Page MenuHomePhabricator

After an AWS event, Phacility hosts may come up with swap only partially configured
Open, LowPublic

Description

See PHI2063. See PHI2062. See PHI2089.

I failed to manually reboot an instance in response to a scheduled AWS event. I normally do this during weekly deploy windows, but didn't deploy in the event window and forgot that I'd received an event notification. This is a problem on its own, but isn't fundamentally a technical problem.

In theory, AWS could also apply this kind of reboot without a schedule notification, so even if there was no operator error this could still have caused issues.

Since I didn't manually do the reboot, AWS rebooted the instance automatically. Technically, there were two instances with events at similar times. It seems like the initial reboot took much longer than a manual reboot does, which caused PHI2062. Both instances came back up without swap, which later caused PHI2063.
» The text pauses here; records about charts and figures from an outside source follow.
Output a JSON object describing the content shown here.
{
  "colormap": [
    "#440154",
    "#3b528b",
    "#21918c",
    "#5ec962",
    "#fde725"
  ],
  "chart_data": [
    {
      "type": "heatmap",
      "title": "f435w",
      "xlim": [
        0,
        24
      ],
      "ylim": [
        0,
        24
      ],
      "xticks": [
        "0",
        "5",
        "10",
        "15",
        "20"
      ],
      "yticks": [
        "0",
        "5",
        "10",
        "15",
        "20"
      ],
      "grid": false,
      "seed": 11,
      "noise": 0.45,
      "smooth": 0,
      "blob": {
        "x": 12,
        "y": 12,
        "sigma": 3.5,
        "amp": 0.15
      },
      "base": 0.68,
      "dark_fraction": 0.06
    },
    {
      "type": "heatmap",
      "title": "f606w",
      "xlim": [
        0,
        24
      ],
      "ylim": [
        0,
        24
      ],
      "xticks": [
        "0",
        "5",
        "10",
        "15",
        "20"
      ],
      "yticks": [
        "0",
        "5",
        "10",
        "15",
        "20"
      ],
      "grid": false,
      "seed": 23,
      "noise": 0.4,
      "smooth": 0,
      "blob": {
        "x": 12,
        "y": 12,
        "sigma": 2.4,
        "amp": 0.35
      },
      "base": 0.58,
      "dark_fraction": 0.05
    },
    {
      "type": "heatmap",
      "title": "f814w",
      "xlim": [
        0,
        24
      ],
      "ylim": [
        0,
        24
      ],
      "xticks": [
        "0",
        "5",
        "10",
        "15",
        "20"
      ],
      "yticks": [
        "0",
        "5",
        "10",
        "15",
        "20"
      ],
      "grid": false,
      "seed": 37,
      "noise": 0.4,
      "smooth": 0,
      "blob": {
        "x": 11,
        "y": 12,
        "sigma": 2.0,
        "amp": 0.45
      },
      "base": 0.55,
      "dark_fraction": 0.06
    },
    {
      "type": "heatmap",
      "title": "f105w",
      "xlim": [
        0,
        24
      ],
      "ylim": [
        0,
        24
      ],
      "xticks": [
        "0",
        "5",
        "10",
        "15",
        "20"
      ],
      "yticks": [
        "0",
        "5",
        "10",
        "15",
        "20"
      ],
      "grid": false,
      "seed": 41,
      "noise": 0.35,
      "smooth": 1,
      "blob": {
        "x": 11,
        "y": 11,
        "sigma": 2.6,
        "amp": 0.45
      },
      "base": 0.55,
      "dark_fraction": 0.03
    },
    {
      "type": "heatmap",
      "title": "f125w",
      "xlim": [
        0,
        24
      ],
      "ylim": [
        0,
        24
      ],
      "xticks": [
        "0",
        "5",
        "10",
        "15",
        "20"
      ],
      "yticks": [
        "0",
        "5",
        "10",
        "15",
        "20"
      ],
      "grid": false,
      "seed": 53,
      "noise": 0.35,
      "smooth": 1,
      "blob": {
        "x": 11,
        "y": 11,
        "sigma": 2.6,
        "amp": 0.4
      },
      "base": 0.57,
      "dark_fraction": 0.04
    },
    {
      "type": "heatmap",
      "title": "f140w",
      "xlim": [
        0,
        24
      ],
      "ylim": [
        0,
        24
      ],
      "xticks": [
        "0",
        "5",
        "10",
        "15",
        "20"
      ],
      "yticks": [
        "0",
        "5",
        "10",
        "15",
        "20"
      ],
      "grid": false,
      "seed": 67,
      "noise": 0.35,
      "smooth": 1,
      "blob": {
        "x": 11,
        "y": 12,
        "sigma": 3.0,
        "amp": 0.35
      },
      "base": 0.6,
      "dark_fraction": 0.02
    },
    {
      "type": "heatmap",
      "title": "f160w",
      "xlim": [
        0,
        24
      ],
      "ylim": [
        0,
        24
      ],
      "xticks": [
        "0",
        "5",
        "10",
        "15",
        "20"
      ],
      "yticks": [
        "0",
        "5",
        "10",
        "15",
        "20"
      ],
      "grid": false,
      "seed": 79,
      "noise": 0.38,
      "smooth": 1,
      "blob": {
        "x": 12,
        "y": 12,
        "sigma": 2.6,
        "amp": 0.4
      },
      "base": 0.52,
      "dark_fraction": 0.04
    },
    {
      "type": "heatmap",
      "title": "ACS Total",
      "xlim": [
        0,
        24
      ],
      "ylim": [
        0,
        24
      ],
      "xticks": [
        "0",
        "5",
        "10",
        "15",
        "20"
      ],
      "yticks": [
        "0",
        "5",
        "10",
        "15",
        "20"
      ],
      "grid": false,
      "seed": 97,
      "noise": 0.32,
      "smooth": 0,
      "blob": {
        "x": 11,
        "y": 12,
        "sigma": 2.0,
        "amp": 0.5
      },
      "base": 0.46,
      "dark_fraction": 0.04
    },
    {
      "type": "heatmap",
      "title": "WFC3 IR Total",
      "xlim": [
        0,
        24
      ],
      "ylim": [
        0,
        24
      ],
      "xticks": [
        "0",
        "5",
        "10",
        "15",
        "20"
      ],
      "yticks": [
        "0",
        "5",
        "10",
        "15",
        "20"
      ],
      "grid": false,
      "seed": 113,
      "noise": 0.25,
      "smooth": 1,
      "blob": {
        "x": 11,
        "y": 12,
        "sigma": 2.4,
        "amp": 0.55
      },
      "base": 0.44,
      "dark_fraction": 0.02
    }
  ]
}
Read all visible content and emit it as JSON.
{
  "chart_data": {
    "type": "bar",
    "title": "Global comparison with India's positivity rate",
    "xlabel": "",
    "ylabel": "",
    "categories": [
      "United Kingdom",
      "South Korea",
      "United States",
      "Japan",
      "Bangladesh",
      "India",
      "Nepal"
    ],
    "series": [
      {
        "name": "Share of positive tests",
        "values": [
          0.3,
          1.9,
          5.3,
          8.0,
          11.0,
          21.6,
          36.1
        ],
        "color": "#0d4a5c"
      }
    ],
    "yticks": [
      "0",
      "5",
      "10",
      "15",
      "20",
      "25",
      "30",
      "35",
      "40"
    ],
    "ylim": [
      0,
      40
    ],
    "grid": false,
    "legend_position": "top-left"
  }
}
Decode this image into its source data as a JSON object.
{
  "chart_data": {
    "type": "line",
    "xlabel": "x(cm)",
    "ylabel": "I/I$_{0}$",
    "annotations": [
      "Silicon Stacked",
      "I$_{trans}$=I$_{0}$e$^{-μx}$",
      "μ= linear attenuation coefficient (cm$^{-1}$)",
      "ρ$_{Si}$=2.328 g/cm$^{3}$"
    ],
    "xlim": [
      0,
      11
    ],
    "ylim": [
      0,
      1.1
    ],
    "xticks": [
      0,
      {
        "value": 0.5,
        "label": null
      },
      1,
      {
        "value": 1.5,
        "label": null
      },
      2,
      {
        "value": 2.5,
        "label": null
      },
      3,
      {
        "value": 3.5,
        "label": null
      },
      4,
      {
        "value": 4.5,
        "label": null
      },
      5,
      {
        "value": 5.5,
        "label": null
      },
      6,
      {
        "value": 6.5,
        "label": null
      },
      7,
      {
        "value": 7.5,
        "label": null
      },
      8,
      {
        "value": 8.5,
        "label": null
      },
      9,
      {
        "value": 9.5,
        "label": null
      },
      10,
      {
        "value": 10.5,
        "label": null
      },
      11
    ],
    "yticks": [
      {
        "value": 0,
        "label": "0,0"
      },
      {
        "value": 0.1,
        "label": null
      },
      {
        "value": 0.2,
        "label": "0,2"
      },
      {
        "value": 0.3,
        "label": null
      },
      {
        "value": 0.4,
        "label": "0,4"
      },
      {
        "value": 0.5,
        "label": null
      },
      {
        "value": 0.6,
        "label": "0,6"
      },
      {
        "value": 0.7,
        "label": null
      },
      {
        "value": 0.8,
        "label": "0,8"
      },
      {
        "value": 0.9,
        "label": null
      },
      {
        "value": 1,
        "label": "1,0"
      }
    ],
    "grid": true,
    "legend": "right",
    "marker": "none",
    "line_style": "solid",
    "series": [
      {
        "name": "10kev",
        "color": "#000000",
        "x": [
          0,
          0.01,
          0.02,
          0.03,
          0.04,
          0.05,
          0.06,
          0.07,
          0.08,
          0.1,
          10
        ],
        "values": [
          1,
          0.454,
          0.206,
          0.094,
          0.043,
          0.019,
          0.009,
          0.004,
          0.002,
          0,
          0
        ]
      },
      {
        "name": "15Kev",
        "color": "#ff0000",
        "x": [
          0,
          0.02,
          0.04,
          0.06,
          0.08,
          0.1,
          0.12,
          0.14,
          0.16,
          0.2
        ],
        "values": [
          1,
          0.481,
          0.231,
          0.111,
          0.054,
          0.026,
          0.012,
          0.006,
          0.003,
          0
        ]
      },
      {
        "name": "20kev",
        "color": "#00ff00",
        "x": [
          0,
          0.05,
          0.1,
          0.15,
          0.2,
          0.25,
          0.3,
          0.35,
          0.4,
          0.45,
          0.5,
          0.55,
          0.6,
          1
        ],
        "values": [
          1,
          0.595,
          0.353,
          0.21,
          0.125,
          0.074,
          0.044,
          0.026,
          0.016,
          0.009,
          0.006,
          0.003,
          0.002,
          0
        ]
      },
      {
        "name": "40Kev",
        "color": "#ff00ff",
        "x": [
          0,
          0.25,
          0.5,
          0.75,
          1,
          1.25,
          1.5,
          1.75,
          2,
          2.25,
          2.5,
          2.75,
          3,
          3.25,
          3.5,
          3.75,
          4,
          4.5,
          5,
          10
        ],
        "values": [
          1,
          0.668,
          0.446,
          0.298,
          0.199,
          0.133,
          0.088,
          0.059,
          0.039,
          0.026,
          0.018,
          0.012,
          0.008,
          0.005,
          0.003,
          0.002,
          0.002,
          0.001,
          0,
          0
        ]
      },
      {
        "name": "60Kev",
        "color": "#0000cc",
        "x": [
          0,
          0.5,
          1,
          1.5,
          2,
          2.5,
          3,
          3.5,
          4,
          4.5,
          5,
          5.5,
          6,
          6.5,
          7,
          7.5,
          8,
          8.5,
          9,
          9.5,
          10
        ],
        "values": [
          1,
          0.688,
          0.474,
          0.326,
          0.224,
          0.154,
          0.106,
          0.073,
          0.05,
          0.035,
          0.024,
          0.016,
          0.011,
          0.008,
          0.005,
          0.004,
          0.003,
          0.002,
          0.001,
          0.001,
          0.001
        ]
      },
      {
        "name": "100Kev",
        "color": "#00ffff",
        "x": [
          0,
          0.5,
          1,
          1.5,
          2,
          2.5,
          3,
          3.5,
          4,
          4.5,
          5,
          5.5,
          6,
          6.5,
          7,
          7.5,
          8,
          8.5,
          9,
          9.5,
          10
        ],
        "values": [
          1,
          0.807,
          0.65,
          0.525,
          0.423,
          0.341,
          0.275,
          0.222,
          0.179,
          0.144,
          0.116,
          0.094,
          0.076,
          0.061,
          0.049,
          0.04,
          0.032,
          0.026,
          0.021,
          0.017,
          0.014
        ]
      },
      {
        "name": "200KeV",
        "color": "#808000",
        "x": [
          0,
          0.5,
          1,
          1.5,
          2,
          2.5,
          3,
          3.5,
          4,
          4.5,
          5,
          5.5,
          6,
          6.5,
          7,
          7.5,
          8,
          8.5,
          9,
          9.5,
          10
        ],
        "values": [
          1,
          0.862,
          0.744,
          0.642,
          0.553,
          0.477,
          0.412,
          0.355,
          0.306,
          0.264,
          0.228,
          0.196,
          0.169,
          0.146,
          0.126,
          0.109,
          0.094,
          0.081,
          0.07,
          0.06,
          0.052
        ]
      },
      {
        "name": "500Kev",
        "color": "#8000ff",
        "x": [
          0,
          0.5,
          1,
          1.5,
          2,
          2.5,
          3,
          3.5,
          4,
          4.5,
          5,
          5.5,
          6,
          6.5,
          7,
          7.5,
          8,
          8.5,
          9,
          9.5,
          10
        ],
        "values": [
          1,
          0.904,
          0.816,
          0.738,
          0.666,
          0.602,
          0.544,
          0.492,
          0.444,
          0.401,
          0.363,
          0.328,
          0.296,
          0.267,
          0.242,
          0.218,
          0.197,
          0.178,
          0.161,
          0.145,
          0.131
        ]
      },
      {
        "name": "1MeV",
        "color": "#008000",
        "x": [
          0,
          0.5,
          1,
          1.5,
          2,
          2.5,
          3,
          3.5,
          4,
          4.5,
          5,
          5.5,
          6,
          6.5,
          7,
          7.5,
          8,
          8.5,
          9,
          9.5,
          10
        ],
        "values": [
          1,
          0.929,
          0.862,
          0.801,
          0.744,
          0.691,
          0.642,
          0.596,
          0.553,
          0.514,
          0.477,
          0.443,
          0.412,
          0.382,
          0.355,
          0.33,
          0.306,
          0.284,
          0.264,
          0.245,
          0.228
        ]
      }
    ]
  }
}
The code that sets up swap just tests for the existence of /mnt/swap and assumes swap is properly configured if it exists:

$swapfile = '/mnt/swap';

if (Filesystem::pathExists($swapfile)) {
  return;
}

Normally, this test appears to produce the correct result. These instances came up into a state where /mnt/swap existed but swap was not configured.

This test should be more surgical and examine swap state -- possibly by parsing swapon -a or /proc/swaps.

It's less clear why the initial reboot took so long ("about an hour", from PHI2062) and I'm not sure this can be reproduced from the AWS console.